5 pas vers la restauration

Accepter d'avancer et vouloir s'en sortir. Il ne faut pas s'isoler, parce qu'on aura tendance à vouloir s'enfermer et rester dans son coin.

Se rappeler les promesses de Dieu. Héb 13:5 Il est le Dieu qui dit dans sa parole qu'il ne nous abandonnera point et ne nous délaissera point. Il faut donc recevoir la parole, nous approprier la parole et ses promesses.

La Prière. Elle est importante, et je vous encourage à prier que Dieu ouvre vos yeux sur le fait qu'il est amour et souverain. Alors que vous vivez ces temps difficiles, ne laissez pas l'ennemi vous faire croire que Dieu est injuste ou qu'il ne se soucie pas de vous, car c'est un mensonge. Dieu vous aime, et il y a un lendemain à cette douleur.

Les témoignages de ceux qui sont passés par là. Soit dans les livres ou dans notre entourage, il y en a d'autres qui ont aussi perdu un enfant, un époux/une épouse, un parent, un frère/une soeur, un ami, et qui peuvent vous comprendre et partager avec vous.

Le travail du Saint-Esprit. Psaumes 107:20 dit : Il envoya sa parole et les guérit. Le Saint-Esprit s'appelle le consolateur, et ultimement, lui seul peut faire ce travail de consolation, de guérison et de restauration.

La Bible nous relate l'histoire de Ruth qui perd son mari, alors qu'elle n'a même pas d'enfants suite à son mariage, alors qu'elle est encore dans la fleur de l'âge. Ruth choisit de quitter son pays, et alors qu'elle a perdu un être cher, elle en retrouve un autre en Boaz. Je ne veux pas dire par là qu'il y a un remplacement qui se fait, mais plutôt que le Seigneur, dans sa souveraineté, connaît notre lendemain et nous prévoit une consolation et une restauration.

De votre côté, il vous faudra prendre des décisions. Est-ce quitter l'appartement dans lequel se trouve tous vos souvenirs ? Est-ce changer la chambre à coucher, donner des biens au lieu de tout garder ? Car l'ennemi peut se servir de ces souvenirs pour vous rappeler votre peine chaque matin et vous faire ressentir même une culpabilité d'être en vie, ou même de rire ou de ne pas penser pendant un moment à la situation.

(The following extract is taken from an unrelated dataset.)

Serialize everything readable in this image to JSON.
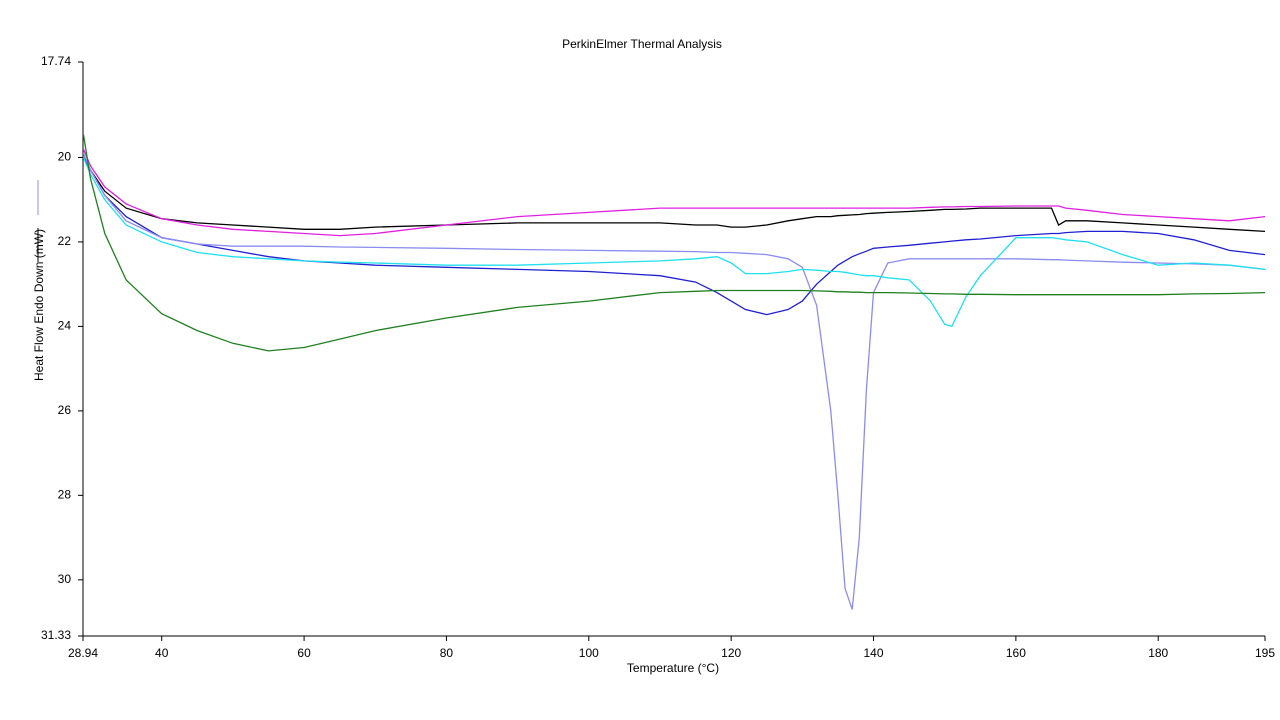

Je vous encourage à faire confiance à Dieu

Je vous encourage à vous tourner vers lui et à lui parler comme vous parleriez à un ami. Partagez-lui votre douleur et vos questionnements. Ne vous braquez surtout pas et ne vous mettez pas en retrait de Dieu. Au contraire, allez vers lui. Il vous attend à bras ouverts. Alors que vous êtes dans ce deuil et que tout semble si injuste, je veux vous dire que Dieu est amour et qu'il attend de prendre soin de vous. Dieu a un avenir pour nous qui sommes restés. Je vous le répète : il y a un lendemain à cette douleur.

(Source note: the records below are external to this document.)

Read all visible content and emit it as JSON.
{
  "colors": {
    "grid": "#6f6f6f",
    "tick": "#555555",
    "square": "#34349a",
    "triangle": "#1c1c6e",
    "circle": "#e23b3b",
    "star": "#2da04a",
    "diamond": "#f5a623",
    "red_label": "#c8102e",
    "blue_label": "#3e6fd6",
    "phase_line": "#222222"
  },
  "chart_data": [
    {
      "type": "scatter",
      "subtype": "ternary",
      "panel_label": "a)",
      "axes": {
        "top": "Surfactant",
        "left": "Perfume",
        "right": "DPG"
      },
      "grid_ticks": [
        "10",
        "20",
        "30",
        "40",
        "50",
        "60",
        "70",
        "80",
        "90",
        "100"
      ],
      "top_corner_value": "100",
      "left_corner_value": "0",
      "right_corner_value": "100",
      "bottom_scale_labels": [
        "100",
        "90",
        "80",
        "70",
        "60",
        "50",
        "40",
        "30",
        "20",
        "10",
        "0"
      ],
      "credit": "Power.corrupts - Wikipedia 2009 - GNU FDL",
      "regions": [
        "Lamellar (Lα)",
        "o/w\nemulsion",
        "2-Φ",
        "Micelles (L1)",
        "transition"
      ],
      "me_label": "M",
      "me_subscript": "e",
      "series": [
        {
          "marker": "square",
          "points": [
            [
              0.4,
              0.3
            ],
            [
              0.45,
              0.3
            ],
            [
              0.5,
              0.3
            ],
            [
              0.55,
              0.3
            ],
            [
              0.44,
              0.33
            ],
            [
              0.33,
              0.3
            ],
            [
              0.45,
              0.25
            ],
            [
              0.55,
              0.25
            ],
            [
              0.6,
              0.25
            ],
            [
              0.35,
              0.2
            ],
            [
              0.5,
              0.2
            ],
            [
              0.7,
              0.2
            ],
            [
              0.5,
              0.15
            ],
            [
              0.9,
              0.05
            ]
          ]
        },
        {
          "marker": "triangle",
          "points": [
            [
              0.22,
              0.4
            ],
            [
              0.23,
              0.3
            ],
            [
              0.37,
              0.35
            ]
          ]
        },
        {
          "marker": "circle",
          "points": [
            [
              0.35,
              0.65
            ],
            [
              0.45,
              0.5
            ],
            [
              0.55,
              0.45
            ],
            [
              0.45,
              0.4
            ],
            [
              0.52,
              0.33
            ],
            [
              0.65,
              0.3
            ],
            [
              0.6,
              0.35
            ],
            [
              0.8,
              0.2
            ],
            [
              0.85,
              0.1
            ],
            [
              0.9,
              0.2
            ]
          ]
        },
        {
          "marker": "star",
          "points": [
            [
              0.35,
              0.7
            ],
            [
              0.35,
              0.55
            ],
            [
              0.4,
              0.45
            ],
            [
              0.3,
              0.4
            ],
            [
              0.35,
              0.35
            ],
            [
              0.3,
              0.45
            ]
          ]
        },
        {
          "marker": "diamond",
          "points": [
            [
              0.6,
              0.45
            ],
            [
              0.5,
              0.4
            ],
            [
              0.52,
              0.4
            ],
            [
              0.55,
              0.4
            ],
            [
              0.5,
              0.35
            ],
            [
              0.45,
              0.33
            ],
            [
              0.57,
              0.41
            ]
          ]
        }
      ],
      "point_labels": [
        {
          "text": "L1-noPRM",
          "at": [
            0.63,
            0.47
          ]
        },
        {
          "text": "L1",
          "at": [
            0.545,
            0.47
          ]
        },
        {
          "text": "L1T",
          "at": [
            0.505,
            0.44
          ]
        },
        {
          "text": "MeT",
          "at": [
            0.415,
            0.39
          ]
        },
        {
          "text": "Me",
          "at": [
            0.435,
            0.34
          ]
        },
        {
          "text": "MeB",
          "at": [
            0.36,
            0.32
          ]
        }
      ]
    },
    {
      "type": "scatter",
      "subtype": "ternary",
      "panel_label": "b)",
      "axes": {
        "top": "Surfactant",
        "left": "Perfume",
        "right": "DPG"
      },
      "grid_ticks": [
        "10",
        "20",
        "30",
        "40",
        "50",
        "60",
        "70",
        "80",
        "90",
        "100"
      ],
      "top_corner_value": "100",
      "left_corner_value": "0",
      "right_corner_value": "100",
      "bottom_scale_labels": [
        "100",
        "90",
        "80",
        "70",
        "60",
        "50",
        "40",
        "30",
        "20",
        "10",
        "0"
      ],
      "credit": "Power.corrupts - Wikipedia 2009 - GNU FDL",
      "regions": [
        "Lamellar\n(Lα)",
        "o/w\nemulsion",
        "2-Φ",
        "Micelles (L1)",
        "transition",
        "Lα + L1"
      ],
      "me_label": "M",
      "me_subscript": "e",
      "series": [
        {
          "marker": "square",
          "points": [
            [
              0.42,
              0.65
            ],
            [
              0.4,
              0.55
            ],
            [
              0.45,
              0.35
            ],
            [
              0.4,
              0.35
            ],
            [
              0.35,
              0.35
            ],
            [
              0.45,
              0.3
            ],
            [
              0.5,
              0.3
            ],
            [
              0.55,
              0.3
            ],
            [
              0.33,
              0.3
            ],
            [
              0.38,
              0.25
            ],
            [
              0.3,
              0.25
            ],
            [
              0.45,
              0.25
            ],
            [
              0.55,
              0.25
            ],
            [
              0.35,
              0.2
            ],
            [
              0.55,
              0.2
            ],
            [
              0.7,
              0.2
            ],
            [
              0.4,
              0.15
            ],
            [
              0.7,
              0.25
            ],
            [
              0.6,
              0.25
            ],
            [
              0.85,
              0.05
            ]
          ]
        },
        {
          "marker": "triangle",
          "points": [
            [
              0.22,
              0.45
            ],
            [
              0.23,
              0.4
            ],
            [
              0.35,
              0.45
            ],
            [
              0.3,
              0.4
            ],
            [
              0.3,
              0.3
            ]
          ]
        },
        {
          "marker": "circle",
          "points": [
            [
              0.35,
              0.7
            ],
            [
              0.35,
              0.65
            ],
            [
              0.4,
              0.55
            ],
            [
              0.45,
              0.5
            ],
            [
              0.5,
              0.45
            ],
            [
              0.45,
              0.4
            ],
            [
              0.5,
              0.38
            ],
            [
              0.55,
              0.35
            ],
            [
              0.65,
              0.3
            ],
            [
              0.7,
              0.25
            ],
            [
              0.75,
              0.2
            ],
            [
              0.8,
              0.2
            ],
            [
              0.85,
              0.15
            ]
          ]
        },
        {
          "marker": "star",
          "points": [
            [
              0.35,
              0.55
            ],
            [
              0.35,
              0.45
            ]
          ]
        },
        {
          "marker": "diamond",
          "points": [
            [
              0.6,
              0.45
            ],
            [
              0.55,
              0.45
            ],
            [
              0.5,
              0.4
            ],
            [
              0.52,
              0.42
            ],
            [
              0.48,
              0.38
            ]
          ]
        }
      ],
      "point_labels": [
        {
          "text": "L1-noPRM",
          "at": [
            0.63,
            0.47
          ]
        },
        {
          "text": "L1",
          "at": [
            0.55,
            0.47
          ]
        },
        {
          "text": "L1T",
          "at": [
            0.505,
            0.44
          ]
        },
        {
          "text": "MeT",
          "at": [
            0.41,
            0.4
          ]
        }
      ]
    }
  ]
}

Je vous le dis, je vous parle d'expérience. Ne vous arrêtez pas à me regarder telle que je suis aujourd'hui : articulée, instruite, mariée, maman, servant le Seigneur. Il y avait un avant tout ça. Il y a eu un temps de questionnement, de doutes, de colère, de peur, de désespoir. Mais Dieu avait un lendemain pour moi et il en a un pour vous aussi.